# The impulse of a tennis ball

1. Jul 28, 2012

### Northbysouth

1. The problem statement, all variables and given/known data
To warm up for a match, a tennis player hits the 58.0g ball vertically with her racket.
If the ball is stationary just before it is hit and goes 5.50m high, what impulse did she impart to it?

I know that the answer is 0.602 kgm/s but I don't understand why this is the answer
2. Relevant equations
P=mv

ptotal = Pinitial + Pfinal

3. The attempt at a solution
Pinitial = (0.058kg)(0 m/s)
= 0

Pfinal = (0.058kg)(vfinal

I'm not sure where to go from here.
I think that kinitial+Uinitial = kfinal+ufinal has something to do with it
But I'm not sure.

2. Jul 28, 2012

### cepheid

Staff Emeritus
Energy is conserved. If the ball reaches a height of 5.50 m, it has gained a certain amount of gravitational potential energy (you can calculate the amount). That energy had to come from somewhere. From this fact, you can deduce the speed of the ball at the end of the impact with the racket. ;)

3. Jul 29, 2012

### fredb

compute v(0) tennis ball: v(t)[/2] = v(0)[/2] - 2*g*d → 0 = v(0)[/2] - 2*9.8*5.5 = 10.38 m/s.

ƩP(initial) = ƩP(final) (just before and just after the hit).

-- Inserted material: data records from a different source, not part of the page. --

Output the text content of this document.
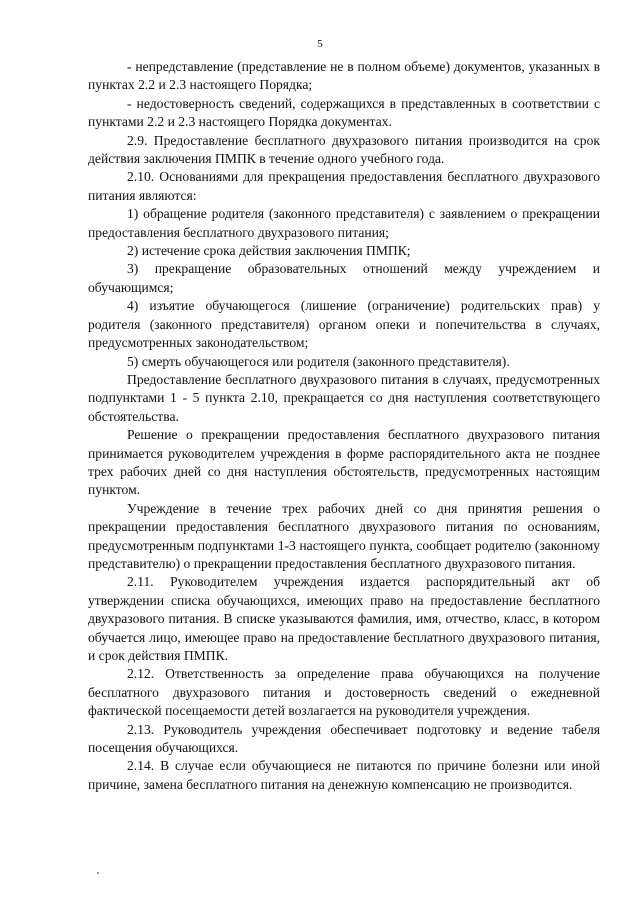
5

- непредставление (представление не в полном объеме) документов, указанных в пунктах 2.2 и 2.3 настоящего Порядка;

- недостоверность сведений, содержащихся в представленных в соответствии с пунктами 2.2 и 2.3 настоящего Порядка документах.

2.9. Предоставление бесплатного двухразового питания производится на срок действия заключения ПМПК в течение одного учебного года.

2.10. Основаниями для прекращения предоставления бесплатного двухразового питания являются:

1) обращение родителя (законного представителя) с заявлением о прекращении предоставления бесплатного двухразового питания;

2) истечение срока действия заключения ПМПК;

3) прекращение образовательных отношений между учреждением и обучающимся;

4) изъятие обучающегося (лишение (ограничение) родительских прав) у родителя (законного представителя) органом опеки и попечительства в случаях, предусмотренных законодательством;

5) смерть обучающегося или родителя (законного представителя).

Предоставление бесплатного двухразового питания в случаях, предусмотренных подпунктами 1 - 5 пункта 2.10, прекращается со дня наступления соответствующего обстоятельства.

Решение о прекращении предоставления бесплатного двухразового питания принимается руководителем учреждения в форме распорядительного акта не позднее трех рабочих дней со дня наступления обстоятельств, предусмотренных настоящим пунктом.

Учреждение в течение трех рабочих дней со дня принятия решения о прекращении предоставления бесплатного двухразового питания по основаниям, предусмотренным подпунктами 1-3 настоящего пункта, сообщает родителю (законному представителю) о прекращении предоставления бесплатного двухразового питания.

2.11. Руководителем учреждения издается распорядительный акт об утверждении списка обучающихся, имеющих право на предоставление бесплатного двухразового питания. В списке указываются фамилия, имя, отчество, класс, в котором обучается лицо, имеющее право на предоставление бесплатного двухразового питания, и срок действия ПМПК.

2.12. Ответственность за определение права обучающихся на получение бесплатного двухразового питания и достоверность сведений о ежедневной фактической посещаемости детей возлагается на руководителя учреждения.

2.13. Руководитель учреждения обеспечивает подготовку и ведение табеля посещения обучающихся.

2.14. В случае если обучающиеся не питаются по причине болезни или иной причине, замена бесплатного питания на денежную компенсацию не производится.
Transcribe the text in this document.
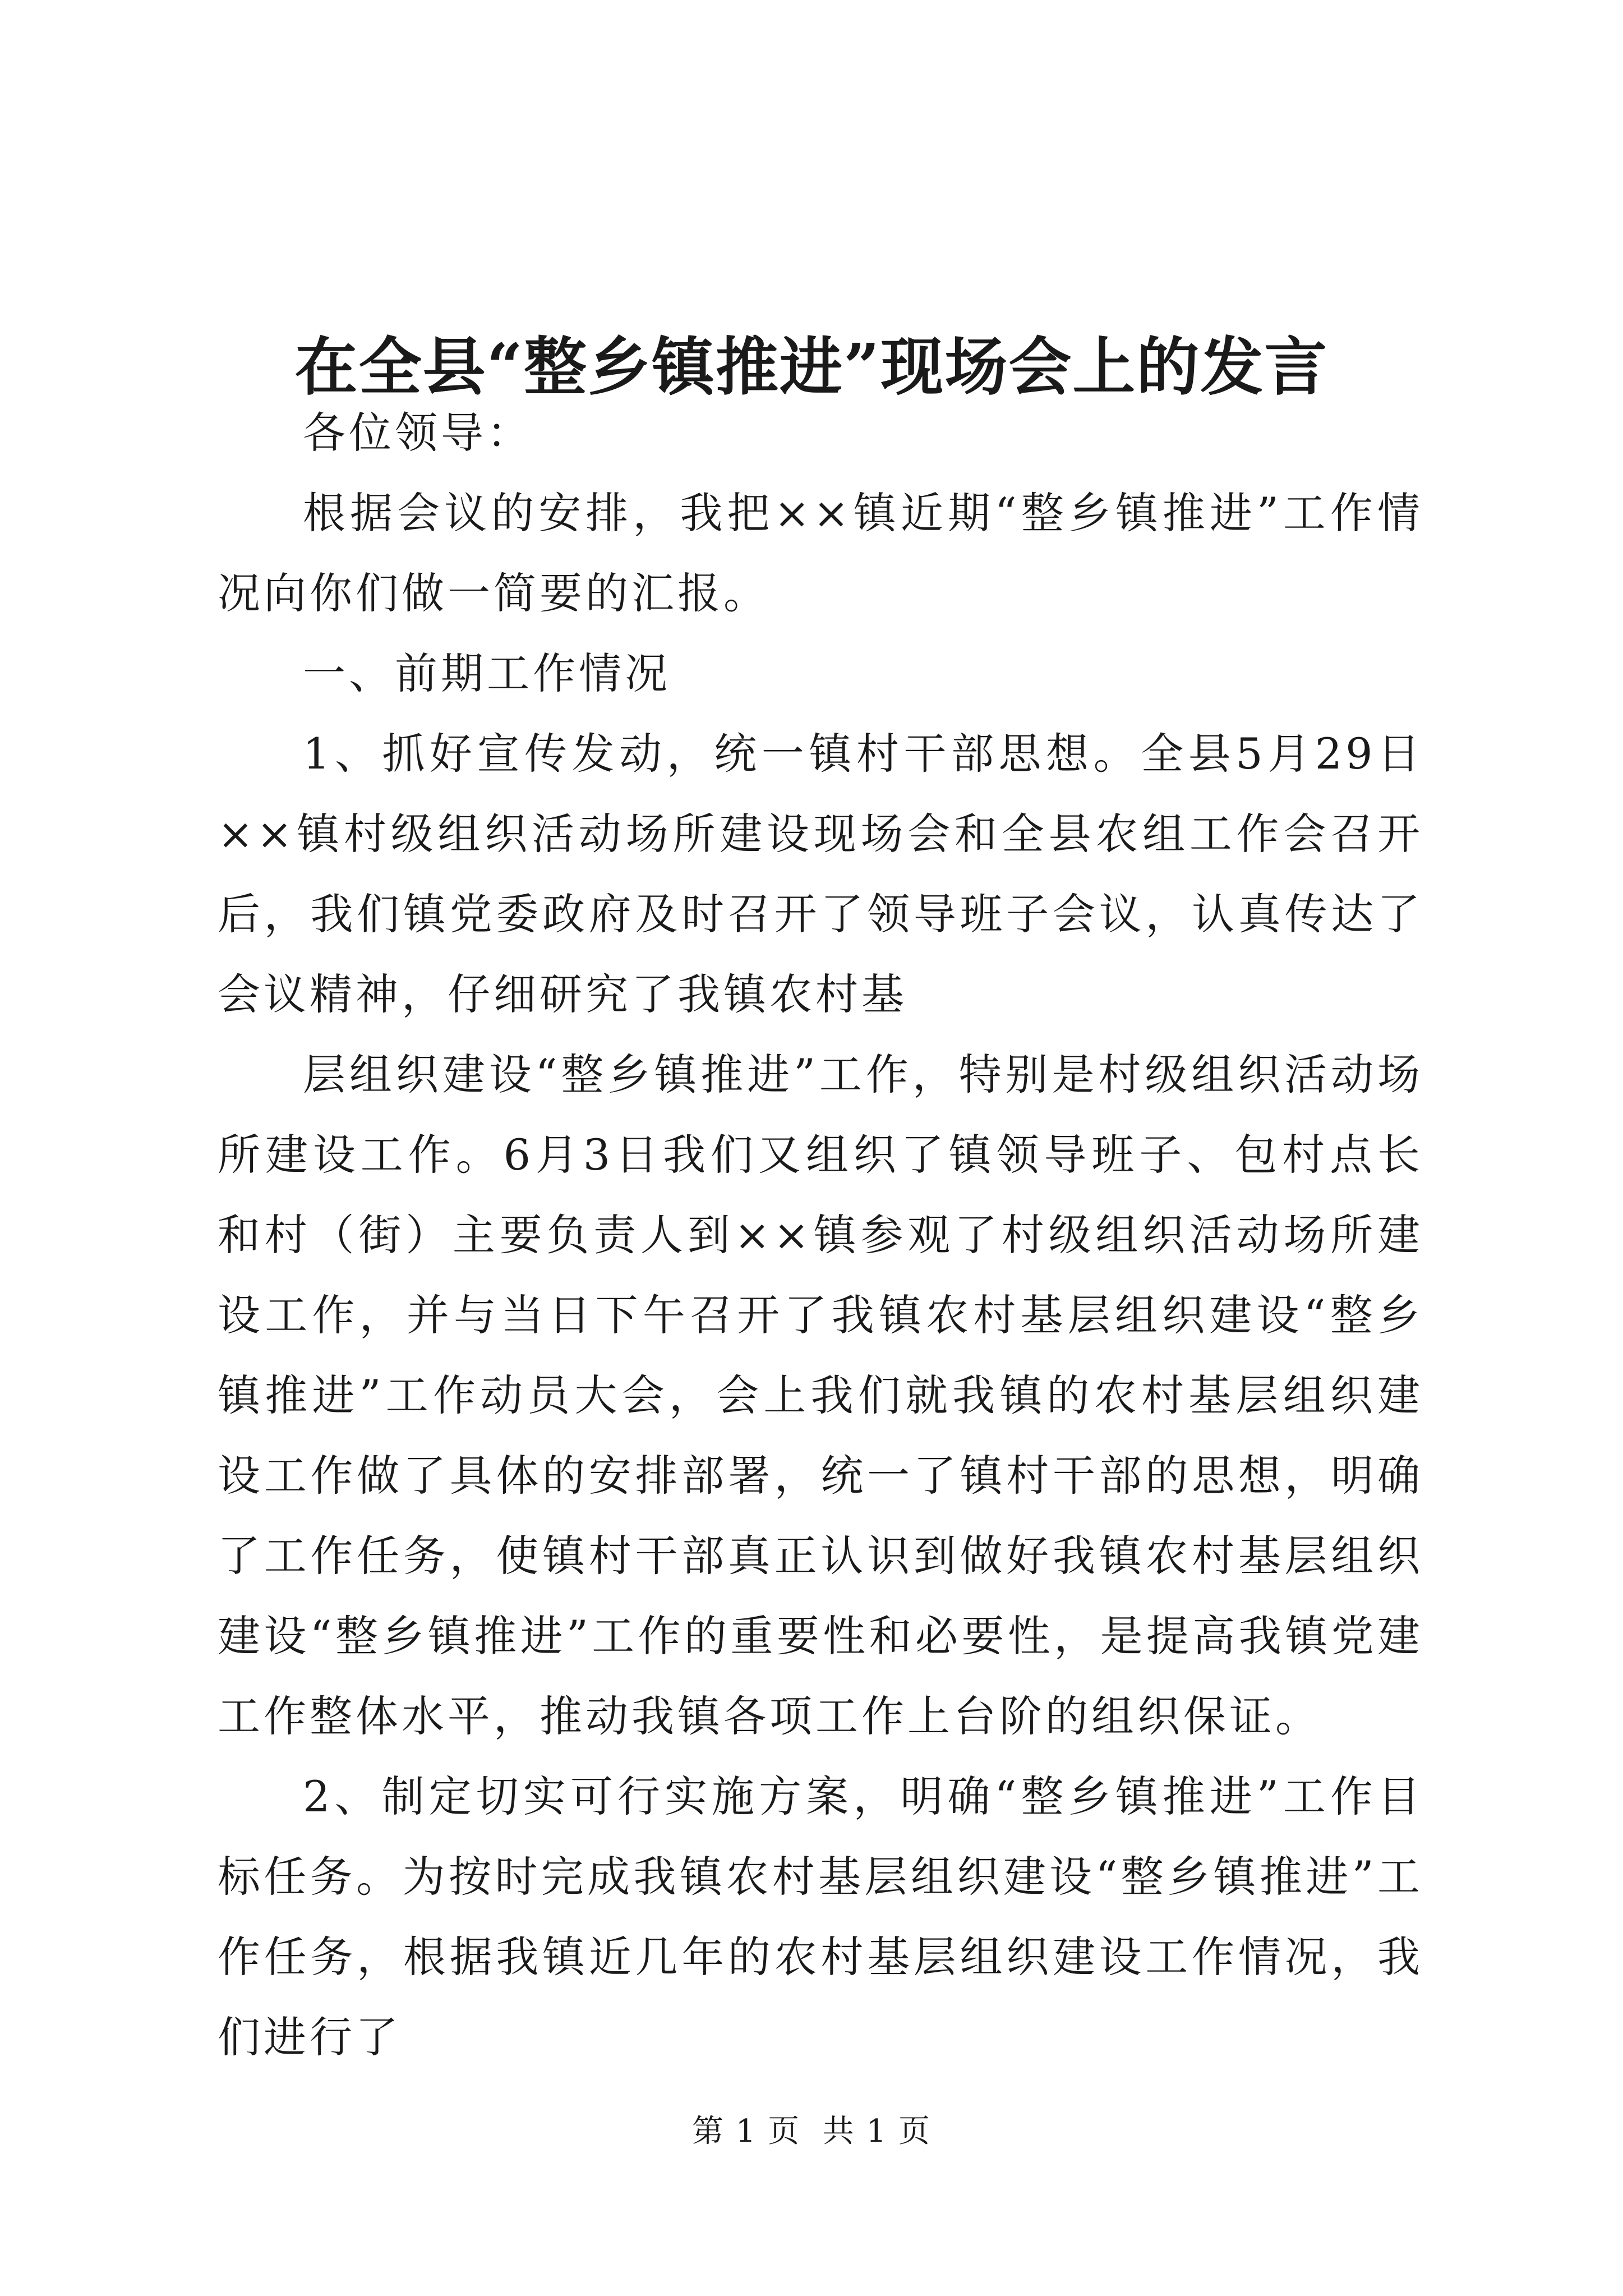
在全县“整乡镇推进”现场会上的发言

各位领导：

根据会议的安排，我把××镇近期“整乡镇推进”工作情况向你们做一简要的汇报。

一、前期工作情况

1、抓好宣传发动，统一镇村干部思想。全县5月29日××镇村级组织活动场所建设现场会和全县农组工作会召开后，我们镇党委政府及时召开了领导班子会议，认真传达了会议精神，仔细研究了我镇农村基

层组织建设“整乡镇推进”工作，特别是村级组织活动场所建设工作。6月3日我们又组织了镇领导班子、包村点长和村（街）主要负责人到××镇参观了村级组织活动场所建设工作，并与当日下午召开了我镇农村基层组织建设“整乡镇推进”工作动员大会，会上我们就我镇的农村基层组织建设工作做了具体的安排部署，统一了镇村干部的思想，明确了工作任务，使镇村干部真正认识到做好我镇农村基层组织建设“整乡镇推进”工作的重要性和必要性，是提高我镇党建工作整体水平，推动我镇各项工作上台阶的组织保证。

2、制定切实可行实施方案，明确“整乡镇推进”工作目标任务。为按时完成我镇农村基层组织建设“整乡镇推进”工作任务，根据我镇近几年的农村基层组织建设工作情况，我们进行了

第 1 页  共 1 页
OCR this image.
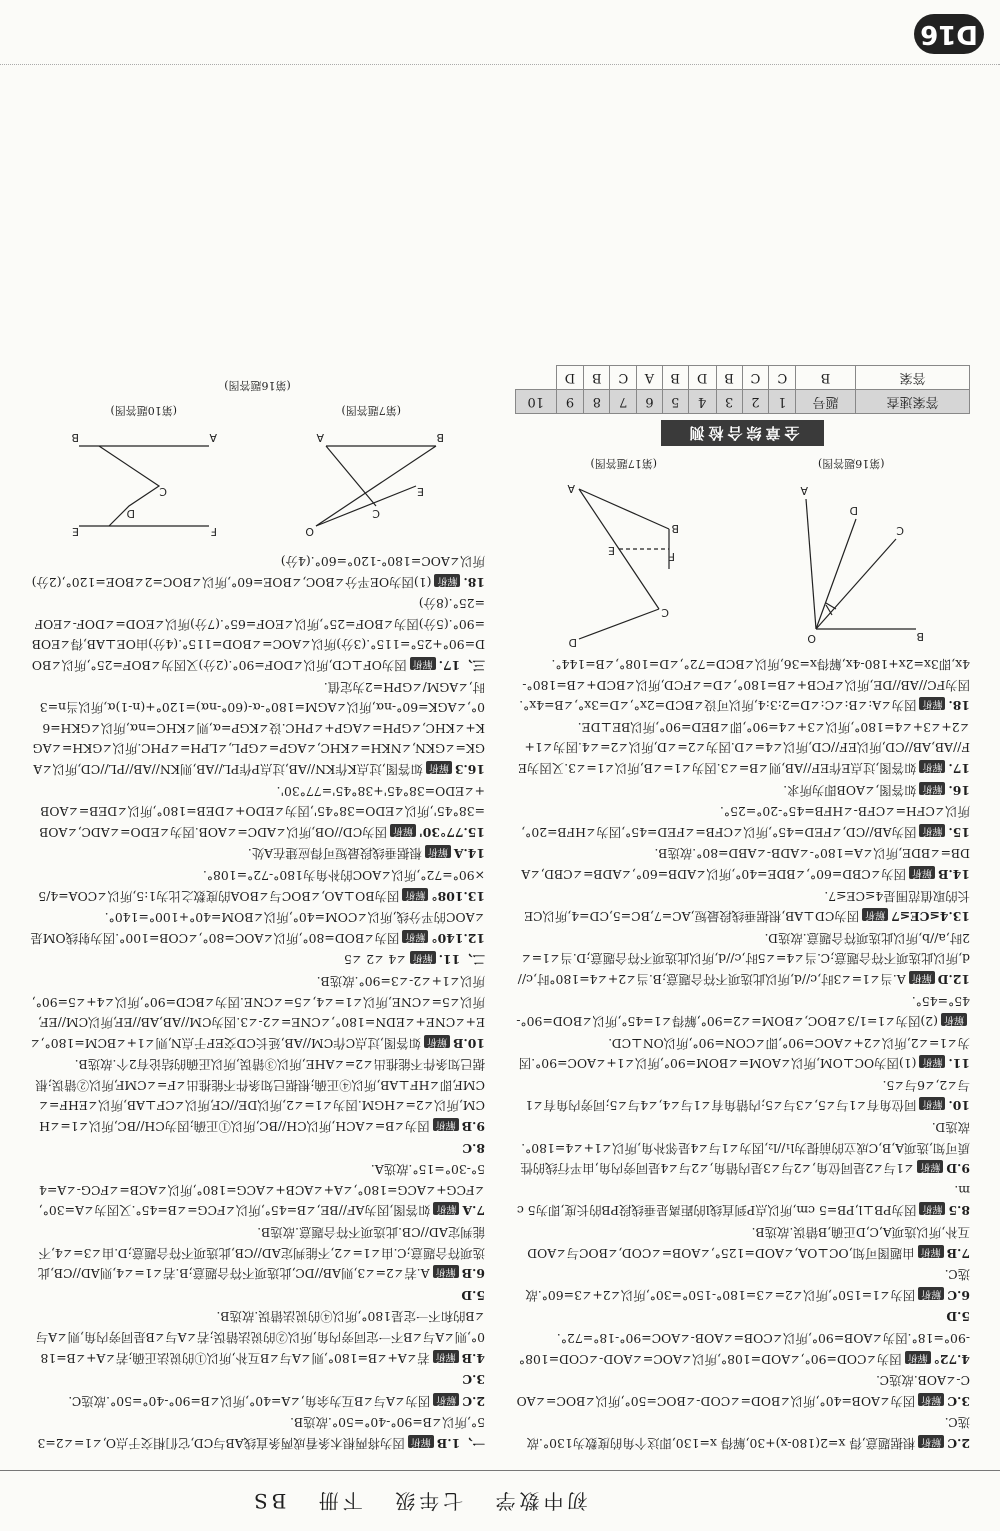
初中数学 七年级 下册 BS

2.C解析根据题意,得 x=2(180-x)+30,解得 x=130,即这个角的度数为130°.故选C.

3.C解析因为∠AOB=40°,所以∠BOD=∠COD-∠BOC=50°,所以∠BOC=∠AOC-∠AOB.故选C.

4.72°解析因为∠COD=90°,∠AOD=108°,所以∠AOC=∠AOD-∠COD=108°-90°=18°.因为∠AOB=90°,所以∠COB=∠AOB-∠AOC=90°-18°=72°.

5.D

6.C解析因为∠1=150°,所以∠2=∠3=180°-150°=30°,所以∠2+∠3=60°.故选C.

7.B解析由题图可知,OC⊥OA,∠AOD=125°,∠AOB=∠COD,∠BOC与∠AOD互补,所以选项A,C,D正确,B错误.故选B.

8.5解析因为PB⊥l,PB=5 cm,所以点P到直线l的距离是垂线段PB的长度,即为5 cm.

9.D解析∠1与∠2是同位角,∠2与∠3是内错角,∠2与∠4是同旁内角,由平行线的性质可知,选项A,B,C成立的前提为l₁//l₂,因为∠1与∠4是邻补角,所以∠1+∠4=180°.故选D.

10.解析同位角有∠1与∠5,∠3与∠5;内错角有∠1与∠4,∠4与∠5;同旁内角有∠1与∠2,∠6与∠5.

11.解析(1)因为OC⊥OM,所以∠AOM=∠BOM=90°,所以∠1+∠AOC=90°.因为∠1=∠2,所以∠2+∠AOC=90°,即∠CON=90°,所以ON⊥CD.

解析(2)因为∠1=1/3∠BOC,∠BOM=∠2=90°,解得∠1=45°,所以∠BOD=90°-45°=45°.

12.D解析A.当∠1=∠3时,c//d,所以此选项不符合题意;B.当∠2+∠4=180°时,c//d,所以此选项不符合题意;C.当∠4=∠5时,c//d,所以此选项不符合题意;D.当∠1=∠2时,a//b,所以此选项符合题意.故选D.

13.4≤CE≤7解析因为CD⊥AB,根据垂线段最短,AC=7,BC=5,CD=4,所以CE长的取值范围是4≤CE≤7.

14.B解析因为∠CBD=60°,∠BDE=40°,所以∠ADB=60°,∠ADB=∠CBD,∠ADB=∠BDE,所以∠A=180°-∠ADB-∠ABD=80°.故选B.

15.解析因为AB//CD,∠FED=45°,所以∠CFB=∠FED=45°,因为∠HFB=20°,所以∠CFH=∠CFB-∠HFB=45°-20°=25°.

16.解析如答图,∠AOB即为所求.

17.解析如答图,过点E作EF//AB,则∠B=∠3.因为∠1=∠B,所以∠1=∠3.又因为EF//AB,AB//CD,所以EF//CD,所以∠4=∠D.因为∠2=∠D,所以∠2=∠4.因为∠1+∠2+∠3+∠4=180°,所以∠3+∠4=90°,即∠BED=90°,所以BE⊥DE.

18.解析因为∠A:∠B:∠C:∠D=2:3:4,所以可设∠BCD=2x°,∠D=3x°,∠B=4x°.因为FC//AB//DE,所以∠FCB+∠B=180°,∠D=∠FCD,所以∠BCD+∠B=180°-4x,即3x=2x+180-4x,解得x=36,所以∠BCD=72°,∠D=108°,∠B=144°.

B
O
A
D
C
(第16题答图)
D
C
A
B
E	F
(第17题答图)
全章综合检测
答案速查	题号	1	2	3	4	5	6	7	8	9	10
答案	B	C	C	B	D	B	A	C	B	D	

一、1.B解析因为将两根木条看成两条直线AB与CD,它们相交于点O,∠1=∠2=35°,所以∠B=90°-40°=50°.故选B.

2.C解析因为∠A与∠B互为余角,∠A=40°,所以∠B=90°-40°=50°.故选C.

3.C

4.B解析若∠A+∠B=180°,则∠A与∠B互补,所以①的说法正确;若∠A+∠B=180°,则∠A与∠B不一定同旁内角,所以②的说法错误;若∠A与∠B是同旁内角,则∠A与∠B的和不一定是180°,所以④的说法错误.故选B.

5.D

6.B解析A.若∠2=∠3,则AB//DC,此选项不符合题意;B.若∠1=∠4,则AD//CB,此选项符合题意;C.由∠1=∠2,不能判定AD//CB,此选项不符合题意;D.由∠3=∠4,不能判定AD//CB.此选项不符合题意.故选B.

7.A解析如答图,因为AF//BE,∠B=45°,所以∠FCG=∠B=45°.又因为∠A=30°,∠FCG+∠ACG=180°,∠A+∠ACB+∠ACG=180°,所以∠ACB=∠FCG-∠A=45°-30°=15°.故选A.

8.C

9.B解析因为∠B=∠ACH,所以CH//BC,所以①正确;因为CH//BC,所以∠1=∠HCM,所以∠2=∠HGM.因为∠1=∠2,所以DE//CF,所以∠CF⊥AB,所以∠EHF=∠CMF,即∠HF⊥AB,所以④正确;根据已知条件不能推出∠F=∠CMF,所以②错误;根据已知条件不能推出∠2=∠AHE,所以③错误,所以正确的结论有2个.故选B.

10.B解析如答图,过点C作CM//AB,延长CD交EF于点N,则∠1+∠BCM=180°,∠E+∠CNE+∠EDN=180°,∠CNE=∠2-∠3.因为CM//AB,AB//EF,所以CM//EF,所以∠5=∠CNE,所以∠1=∠4,∠5=∠CNE.因为∠BCD=90°,所以∠4+∠5=90°,所以∠1+∠2-∠3=90°.故选B.

二、11.解析∠4 ∠2 ∠5

12.140°解析因为∠BOD=80°,所以∠AOC=80°,∠COB=100°.因为射线OM是∠AOC的平分线,所以∠COM=40°,所以∠BOM=40°+100°=140°.

13.108°解析因为BO⊥AO,∠BOC与∠BOA的度数之比为1:5,所以∠COA=4/5×90°=72°,所以∠AOC的补角为180°-72°=108°.

14.A解析根据垂线段最短可得应建在A处.

15.77°30'解析因为CD//OB,所以∠ADC=∠AOB.因为∠EDO=∠ADC,∠AOB=38°45',所以∠EDO=38°45',因为∠EDO+∠DEB=180°,所以∠DEB=∠AOB+∠EDO=38°45'+38°45'=77°30'.

16.3解析如答图,过点K作KN//AB,过点P作PL//AB,则KN//AB//PL//CD,所以∠AGK=∠GKN,∠NKH=∠KHC,∠AGP=∠GPL,∠LPH=∠PHC.所以∠GKH=∠AGK+∠KHC,∠GPH=∠AGP+∠PHC.设∠KGP=α,则∠KHC=nα,所以∠GKH=60°,∠AGK=60°-nα,所以∠AGM=180°-α-(60°-nα)=120°+(n-1)α,所以当n=3时,∠AGM/∠GPH=2为定值.

三、17.解析因为OF⊥CD,所以∠DOF=90°.(2分)又因为∠BOF=25°,所以∠BOD=90°+25°=115°.(3分)所以∠AOC=∠BOD=115°.(4分)由OE⊥AB,得∠EOB=90°.(5分)因为∠BOF=25°,所以∠EOF=65°.(7分)所以∠EOD=∠DOF-∠EOF=25°.(8分)

18.解析(1)因为OE平分∠BOC,∠BOE=60°,所以∠BOC=2∠BOE=120°,(2分)所以∠AOC=180°-120°=60°.(4分)

B
O
E
A
C
(第7题答图)
F
E
A
B
C
D
(第10题答图)
(第16题答图)
D16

In general p=mv.

Initial m(b)*v(b) + m(r)*v(r) = 0+ m(r)*v(r)

Final m(b)*v(b) + m(r)*v(r) = 0.058*10.38=0.602 kgm/s

So initial momentum racket is 0,602 kgm/s.

4. Jul 29, 2012

### cepheid

Staff Emeritus
Fredb, we do NOT provide complete solutions to homework problems on this site. It is against site rules.